Orta Vadeli Program’da yıl sonu için yüzde 65 üzere bir enflasyon beklentisinin bulunduğunun hatırlatılmasının akabinde yeni minimum fiyat müzakerelerinin bu sayı üzerinden yapılıp yapılmayacağı sorusuna Alım, “Orta Vadeli Plandaki enflasyon maksadının, öteki makro göstergelerle ilgili bir şey. Çıkacak gerçek enflasyon nedir, ne olacaktır? O gün onu değerlendireceğiz. Onun için şimdiden bir sayı ya da oran söylemem mümkün değil lakin aralık ayında ortaya çıkan tabloya nazaran o değerlendirmeyi yapacağız.” cevabını verdi.
Vergi dilimiyle ilgili bir soru üzerine Alım, minimum fiyat ne olursa o sayının altındaki ölçünün vergi dışında kalacağını vurguladı.

Bahsedilen bahsin ise minimum fiyat üzerindeki sayının vergi dışında kalması olduğunu lisana getiren Alım, “Hazine ve Maliye Bakanımızla o mevzuda bir oran üzerinde konuşmadık lakin toplu mukavelede prensip olarak benim yaklaşımım, toplu kontratta elde edilen fiyatın yıl sonunda geçerliliğini koruyacak düzeyde bir verginin dikkate alınması. Daha da kıymetlisi kriz devrinde bunun sabitlenmesi.” tabirlerini kullandı.

Bakan Alım, “SSK ve Bağ-Kur prim gün farklarının kapatılacağını, eşitleneceğini belirtmişsiniz. Bu konuda prim gün farkları eşitlenecek mi? Bu periyotta düzenleme hangi kapsamda olacak?” probleme da şu cevabı verdi:

“Oradaki açıklama, sonradan okuduğum kadarıyla yanlış aksedilmiş. Ülkü olandan bahsediyorum. Bana sık sık soruluyor, ‘Ben Bağ-Kur’luyum, şu kadar emeklilik maaşı alıyorum lakin yanımda emekli olan personel, Bağ-Kur’lu küçük bir işletmesi var. Benden çalışan personel daha fazla şey alıyor. Neden olur bu?’ Bunun karşılığını biliyorsunuz. Farklı primler ödendiği için oluyor. Kıymetli olan bu ıslahatın Türkiye’nin gerçekleştirdiği toplumsal güvenlik ıslahatının prim gün sayısının da eşitlenerek prim ölçülerine nazaran emeklilik ve emeklilik aylıklarının ortasındaki dengesizliklerin giderilmesi gerektiğini vurgulamak için söylediğim bir cümle o. Natürel medyada mevzuyu dinleyen çok güzel bilmiyorsa istediği üzere yazıyor.”

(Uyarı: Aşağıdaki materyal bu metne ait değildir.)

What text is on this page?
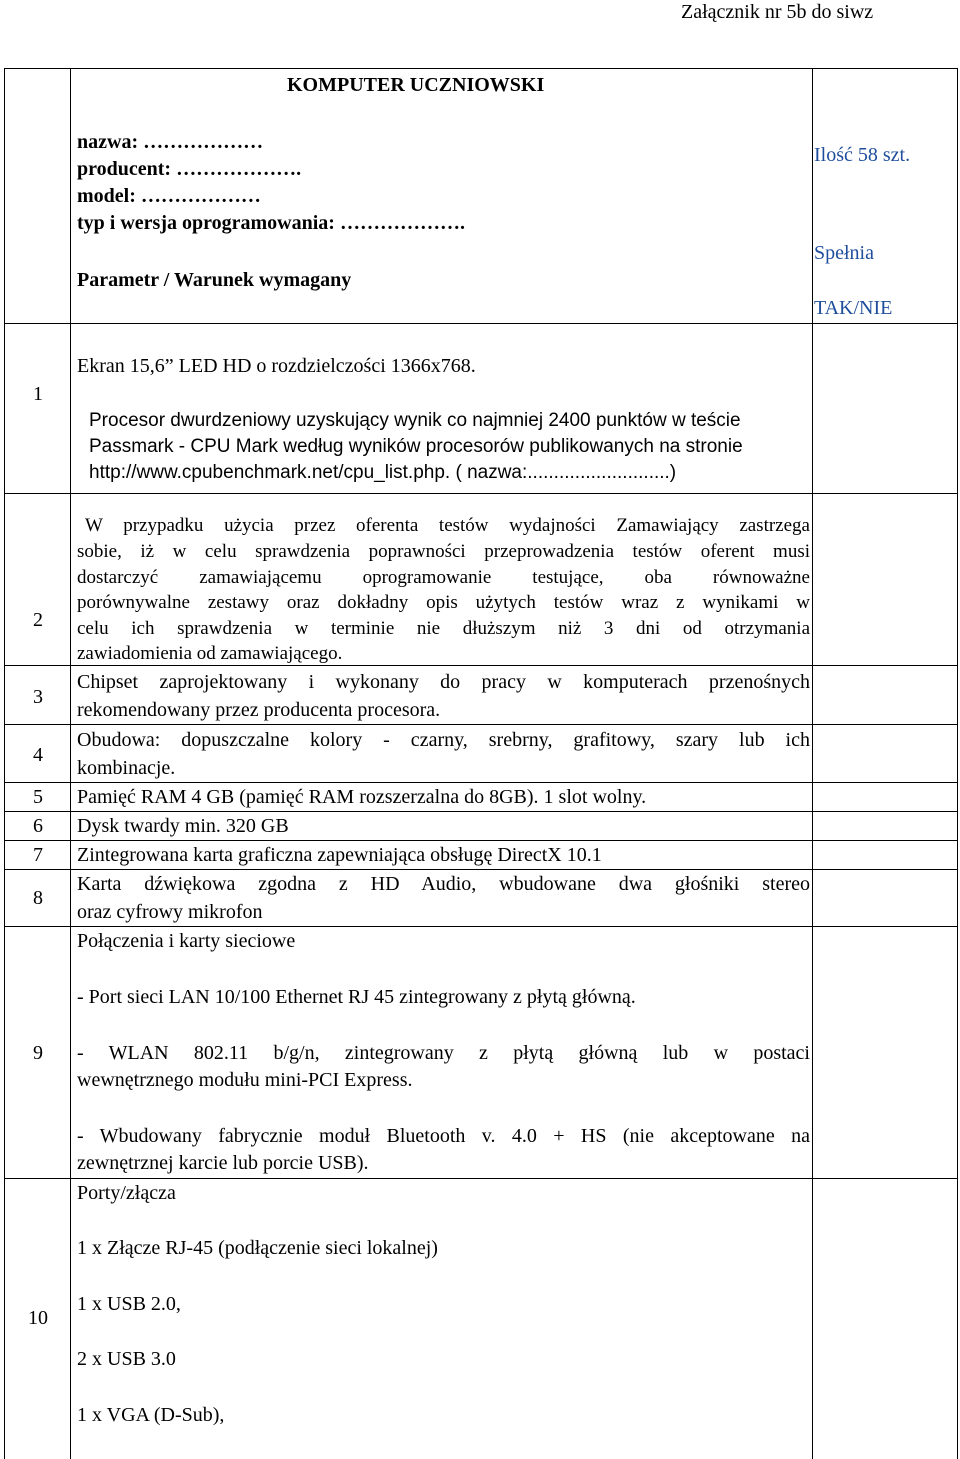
Załącznik nr 5b do siwz
KOMPUTER UCZNIOWSKI
nazwa: ………………
producent: ……………….
model: ………………
typ i wersja oprogramowania: ……………….
Parametr / Warunek wymagany
Ilość 58 szt.
Spełnia
TAK/NIE
1
Ekran 15,6” LED HD o rozdzielczości 1366x768.
Procesor dwurdzeniowy uzyskujący wynik co najmniej 2400 punktów w teście
Passmark - CPU Mark według wyników procesorów publikowanych na stronie
http://www.cpubenchmark.net/cpu_list.php. ( nazwa:...........................)
2
W przypadku użycia przez oferenta testów wydajności Zamawiający zastrzega
sobie, iż w celu sprawdzenia poprawności przeprowadzenia testów oferent musi
dostarczyć zamawiającemu oprogramowanie testujące, oba równoważne
porównywalne zestawy oraz dokładny opis użytych testów wraz z wynikami w
celu ich sprawdzenia w terminie nie dłuższym niż 3 dni od otrzymania
zawiadomienia od zamawiającego.
3
Chipset zaprojektowany i wykonany do pracy w komputerach przenośnych
rekomendowany przez producenta procesora.
4
Obudowa: dopuszczalne kolory - czarny, srebrny, grafitowy, szary lub ich
kombinacje.
5 Pamięć RAM 4 GB (pamięć RAM rozszerzalna do 8GB). 1 slot wolny.
6 Dysk twardy min. 320 GB
7 Zintegrowana karta graficzna zapewniająca obsługę DirectX 10.1
8
Karta dźwiękowa zgodna z HD Audio, wbudowane dwa głośniki stereo
oraz cyfrowy mikrofon
9
Połączenia i karty sieciowe
- Port sieci LAN 10/100 Ethernet RJ 45 zintegrowany z płytą główną.
- WLAN 802.11 b/g/n, zintegrowany z płytą główną lub w postaci
wewnętrznego modułu mini-PCI Express.
- Wbudowany fabrycznie moduł Bluetooth v. 4.0 + HS (nie akceptowane na
zewnętrznej karcie lub porcie USB).
10
Porty/złącza
1 x Złącze RJ-45 (podłączenie sieci lokalnej)
1 x USB 2.0,
2 x USB 3.0
1 x VGA (D-Sub),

“Sayın Bakanımızın katkılarını, Sayın Cumhurbaşkanımızın dayanaklarını bir kere daha gördük”

HAK-İŞ Konfederasyonu Lideri Mahmut Aslan, Bakan Alim’in ziyaretinden duyduğu memnuniyeti lisana getirdi.

Türkiye’nin güç sürecinde Alım ile çalışma imkanlarının olduğunu lisana getiren Arslan, bu süreçte hem ülke hem sendikal hareket için çok önemli düzenlemeleri, muvaffakiyetleri yakaladıklarını söyledi.

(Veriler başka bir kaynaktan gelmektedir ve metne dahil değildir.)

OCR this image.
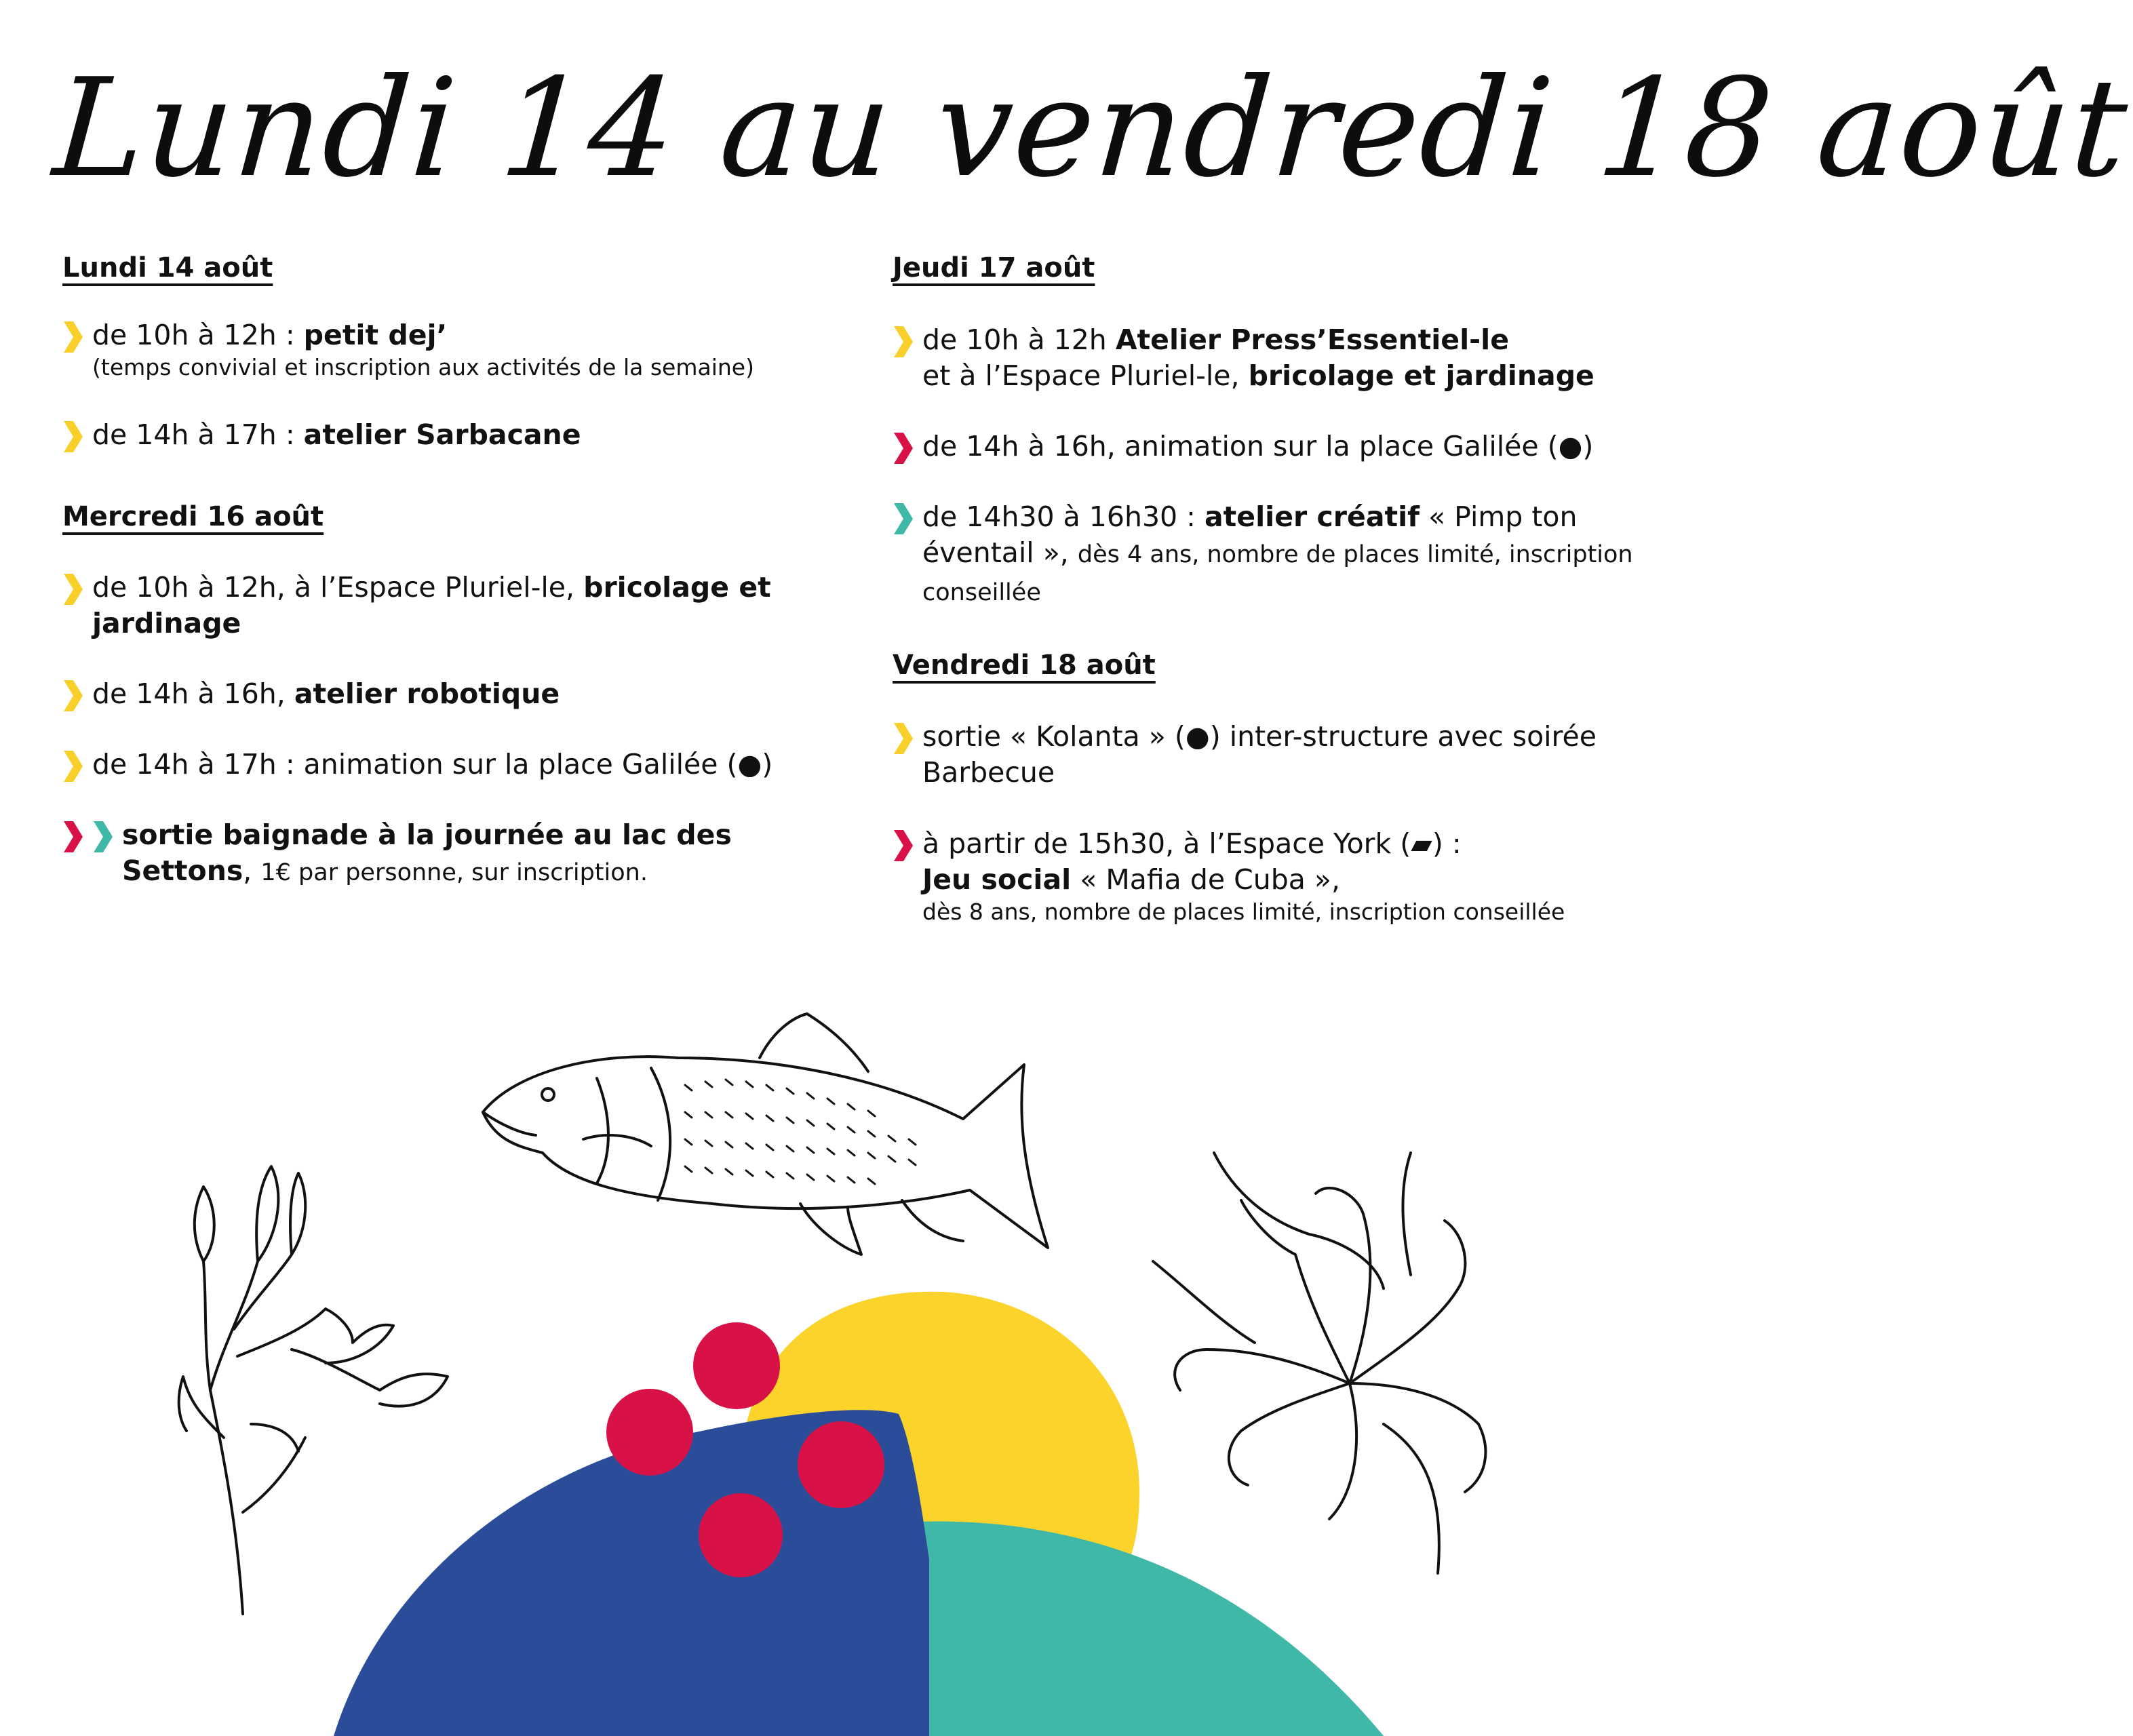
Lundi 14 au vendredi 18 août
Lundi 14 août
de 10h à 12h : petit dej’
(temps convivial et inscription aux activités de la semaine)
de 14h à 17h : atelier Sarbacane
Mercredi 16 août
de 10h à 12h, à l’Espace Pluriel-le, bricolage et jardinage
de 14h à 16h, atelier robotique
de 14h à 17h : animation sur la place Galilée (●)
sortie baignade à la journée au lac des Settons, 1€ par personne, sur inscription.
Jeudi 17 août
de 10h à 12h Atelier Press’Essentiel-le
et à l’Espace Pluriel-le, bricolage et jardinage
de 14h à 16h, animation sur la place Galilée (●)
de 14h30 à 16h30 : atelier créatif « Pimp ton éventail », dès 4 ans, nombre de places limité, inscription conseillée
Vendredi 18 août
sortie « Kolanta » (●) inter-structure avec soirée Barbecue
à partir de 15h30, à l’Espace York (▰) :
Jeu social « Mafia de Cuba »,
dès 8 ans, nombre de places limité, inscription conseillée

Kamu Çerçeve Mutabakat Protokolü’nün, yakın tarihteki en başarılı toplu kontratlardan biri olduğunu lisana getiren Arslan, “Bu toplu iş mukavelesinin, fiyat ve toplumsal hakların ötesinde tekrar tarihimizde bir birinci olarak minimum fiyat fiyatındaki bütün gelirlerin vergi dışı bırakılması konusundaki tarihi adımımızdı. Burada Sayın Bakanımızın katkılarını, Sayın Cumhurbaşkanımızın takviyelerini bir defa daha görmüş olduk.” diye konuştu.

Pek çok hususta, Kamu Çerçeve Muahede Protokolü’ne yazdıkları üç temel konuda Bakan Alim’in inisiyatif aldığını anlatan Arslan, “O inisiyatifiyle bugün daha fazla umut, daha fazla gelecekle ilgili beklentilerimizi artırmış durumdayız.” dedi.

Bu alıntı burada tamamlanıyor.